Connection pooling is process of taking a connection from a pool of connections, once connection is created in the pool any application can re-use that connection.
Why connection pooling?

The main purpose of any application is provide fast & efficient solution, mainly the perform of the system/application depends on the database activity. Making a connection to the database is time consuming (which depends on network speed & memory) when pooling is true the request for database connection can be fulfilled from the pool instead of re-connecting to the database, which will increase database performance.

What if connection in the pool finishes?

Connections are released back in to the pool when you call close or dispose, when no connection available to serve the request will be queued & connection is available in the pool it will be serve to the request.

When you do not close connections properly in your application you will get following error:

Exception: System.InvalidOperationException

Message: Timeout expired. The timeout period elapsed prior to obtaining a connection from the pool. This may have occurred because all pooled connections were in use and max pool size was reached.

Source: System.Data

at System.Data.SqlClient.SqlConnectionPoolManager.GetPooledConnection(SqlConnectionString options, Boolean& isInTransaction)
at System.Data.SqlClient.SqlConnection.Open()

Solution to this is as:

SqlConnection SqlCon = new SqlConnection(myConnectionString);

try

{

SqlCon.Open();

DbActivity(SqlCon);

}

finally

{

SqlCon.Close();

}

Where can we set connection pooling parameters?

conn.ConnectionString = "integrated security=SSPI;SERVER=YOUR_SERVER;DATABASE=YOUR_DB_NAME;Min Pool Size=5;Max Pool Size=80; Connect Timeout=2;";

Notice in this ConnectionString we can set minimum & maximum pool size and also within what time your connection should be time out.
The following are four parameters that control most of the connection pooling behavior:

  • Connect Timeout- controls the wait period in seconds when a new connection is requested, if this timeout expires, an exception will be thrown. Default is 15 seconds.
  • Max Pool Size- specifies the maximum size of your connection pool. Default is 100.
  • Min Pool Size- initial number of connections that will be added to the pool upon its creation. Default is zero; however, you may chose to set this to a small number such as 5 if your application needs consistent response times even after it was idle for hours. In this case the first user requests won't have to wait for those database connections to establish.
  • Pooling- controls if your connection pooling on or off. Default as you may've guessed is true. Read on to see when you may use Pooling=false setting.

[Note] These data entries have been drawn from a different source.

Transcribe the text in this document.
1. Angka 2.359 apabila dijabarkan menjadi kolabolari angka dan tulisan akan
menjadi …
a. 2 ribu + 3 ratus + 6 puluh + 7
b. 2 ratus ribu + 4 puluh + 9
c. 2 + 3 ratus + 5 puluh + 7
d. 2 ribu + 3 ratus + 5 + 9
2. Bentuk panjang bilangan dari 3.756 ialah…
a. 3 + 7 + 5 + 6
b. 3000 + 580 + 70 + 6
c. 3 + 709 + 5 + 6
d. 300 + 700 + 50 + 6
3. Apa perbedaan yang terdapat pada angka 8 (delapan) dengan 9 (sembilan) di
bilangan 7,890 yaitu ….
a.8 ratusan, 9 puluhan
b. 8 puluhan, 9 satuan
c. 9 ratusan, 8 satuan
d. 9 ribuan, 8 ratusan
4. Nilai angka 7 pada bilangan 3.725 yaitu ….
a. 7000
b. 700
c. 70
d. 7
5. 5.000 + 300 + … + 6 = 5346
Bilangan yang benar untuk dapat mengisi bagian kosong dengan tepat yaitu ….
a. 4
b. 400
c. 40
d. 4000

Here is how we can use it.

SqlConnection SqlCon = new SqlConnection();

try

{

SqlCon.ConnectionString = "integrated security=SSPI;SERVER=YOUR_SERVER; DATABASE=YOUR_DB_NAME;Min Pool Size=5;Max Pool Size=80;Connect Timeout=2;";

SqlCon.Open();

}

catch(Exception)

{

}

finally

{

SqlCon.Close();

}

Tips and Tricks:

  • Open a connection only when you need it, not before.

  • Close your connection as soon as you are done using it.

  • Be sure to close any user-defined transactions before closing a connection.

  • Do not close all your connections in the pool, keep at least one connection alive.